At the old address, I had bird feeders on the side of the house, one right out the window by my desk, another in what functioned as the living room -- but what we called the middle room -- and we would see lots of birds at the feeders, cardinals, titmice, sparrows. I placed a sign that I pulled out of the trash against the house after moving it around the inside of the apartment awhile and deciding it didn't work, and it made a good hiding place for the neighbor cat Clyde to wait for unsuspecting birds. He killed two -- one killing leaving a lot of blood and feathers on the porch and side yard -- before I figured it out and moved the sign. The messier one was a young cardinal (the other was a turtle dove) and I felt really bad, but grew to love the daily visits from the dead one's sister, whom I watched grow up.

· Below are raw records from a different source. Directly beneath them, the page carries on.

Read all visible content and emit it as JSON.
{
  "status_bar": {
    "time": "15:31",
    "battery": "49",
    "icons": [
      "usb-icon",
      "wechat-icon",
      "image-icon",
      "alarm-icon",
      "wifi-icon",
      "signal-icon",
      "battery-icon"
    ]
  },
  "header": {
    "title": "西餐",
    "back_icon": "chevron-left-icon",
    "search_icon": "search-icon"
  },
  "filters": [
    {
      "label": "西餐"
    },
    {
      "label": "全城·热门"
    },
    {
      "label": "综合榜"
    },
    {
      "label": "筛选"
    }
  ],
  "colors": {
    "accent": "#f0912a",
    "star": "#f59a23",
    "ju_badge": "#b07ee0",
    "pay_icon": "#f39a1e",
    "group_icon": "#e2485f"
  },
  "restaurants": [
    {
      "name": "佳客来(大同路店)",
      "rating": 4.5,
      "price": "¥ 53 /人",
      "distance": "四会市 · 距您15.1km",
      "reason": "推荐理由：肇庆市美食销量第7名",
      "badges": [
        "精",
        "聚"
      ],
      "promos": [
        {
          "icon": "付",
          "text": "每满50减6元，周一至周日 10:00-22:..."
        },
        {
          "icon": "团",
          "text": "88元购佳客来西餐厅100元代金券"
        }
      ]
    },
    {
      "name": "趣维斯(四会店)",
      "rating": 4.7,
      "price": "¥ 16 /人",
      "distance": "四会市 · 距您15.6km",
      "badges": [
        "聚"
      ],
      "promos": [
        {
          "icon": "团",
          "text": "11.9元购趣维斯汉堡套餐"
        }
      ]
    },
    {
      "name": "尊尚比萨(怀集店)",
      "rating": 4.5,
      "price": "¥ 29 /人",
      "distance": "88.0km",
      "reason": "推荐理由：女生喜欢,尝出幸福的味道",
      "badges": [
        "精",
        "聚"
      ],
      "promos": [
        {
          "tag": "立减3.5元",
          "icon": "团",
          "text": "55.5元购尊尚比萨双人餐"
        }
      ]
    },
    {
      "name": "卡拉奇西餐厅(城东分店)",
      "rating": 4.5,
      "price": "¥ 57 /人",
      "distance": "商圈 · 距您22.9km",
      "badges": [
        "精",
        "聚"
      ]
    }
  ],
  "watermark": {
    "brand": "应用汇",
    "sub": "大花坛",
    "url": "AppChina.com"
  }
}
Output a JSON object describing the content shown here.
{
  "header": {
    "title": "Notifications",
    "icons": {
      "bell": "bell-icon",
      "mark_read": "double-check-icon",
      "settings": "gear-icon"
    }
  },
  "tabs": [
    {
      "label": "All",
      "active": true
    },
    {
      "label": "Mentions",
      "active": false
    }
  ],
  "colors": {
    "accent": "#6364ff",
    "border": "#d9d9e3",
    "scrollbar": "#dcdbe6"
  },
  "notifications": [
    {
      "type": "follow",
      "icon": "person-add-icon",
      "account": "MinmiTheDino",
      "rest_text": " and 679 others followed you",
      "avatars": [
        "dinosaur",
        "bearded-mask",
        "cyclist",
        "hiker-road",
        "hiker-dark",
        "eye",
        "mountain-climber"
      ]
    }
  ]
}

She always had one feather sticking straight up from her body, just above the left wing. I don't know if that was because of a near escape from Clyde, but I always called her "The One That Got Away," or Totga, for short. I miss Totga.

We didn't have squirrels at that address; most of the pesky critters were possums, and they didn't (or couldn't) bother with bird feeders. When we moved to this address, I put one feeder outside my temporary bedroom window and the other outside the bathroom window. The birds (mockingbirds, mostly) light on the fence but haven't come to the feeder as far as I can tell. Maybe they're smarter here, or more timid. A squirrel made his way over the roof to the feeder outside my bedroom window and when I spotted him, he was hanging over the eave, lifting the lid of the feeder like a rude party guest, snacking by the pawful. I added a length of wire to the feeder, and that stopped him for the time being. He moved to the one outside the bathroom window, a slender feeder without a removable lid, but with lots of little feeding stations and perching poles next to each. It's a bit more difficult for him to get to those seeds, but he does it, falling into the red berry bushes below (the red berries which the mockingbirds love, by the way) once in awhile; but he makes his way back to the roof, back to the feeder. I don't mind the squirrels; I'm not going to war to keep them out of the feeders, but I'd much rather see birds out my windows than a squirrel.

When I was trying to get Timmy used to the cat door -- which is on the same side of the room as the bird feeder but out other window, the one with the air conditioner unit in it -- I kept it propped open to show him the way. When I started seeing the squirrel turtling his head through the cat door, I stopped leaving it open. I have a friend who had a squirrel sneak into her house while she was out of town for a weekend, and boy, what a mess he made; the chew marks on the window sills have been painted over, but they're still there.

I figured out that Timmy won't use the cat door on his own because he doesn't have enough of a ledge on the inside, so he has to dive through from below with me holding it open. Last night, exhausted, I lay in bed dozing but being constantly awakened by him tapping the door with his paw, trying to get it to the open position (I assume). I found a couple of boxes that I stacked up on my bedside table; they give him a surface big enough to hang out on and casually, comfortably make his way out and in, which he did all night long.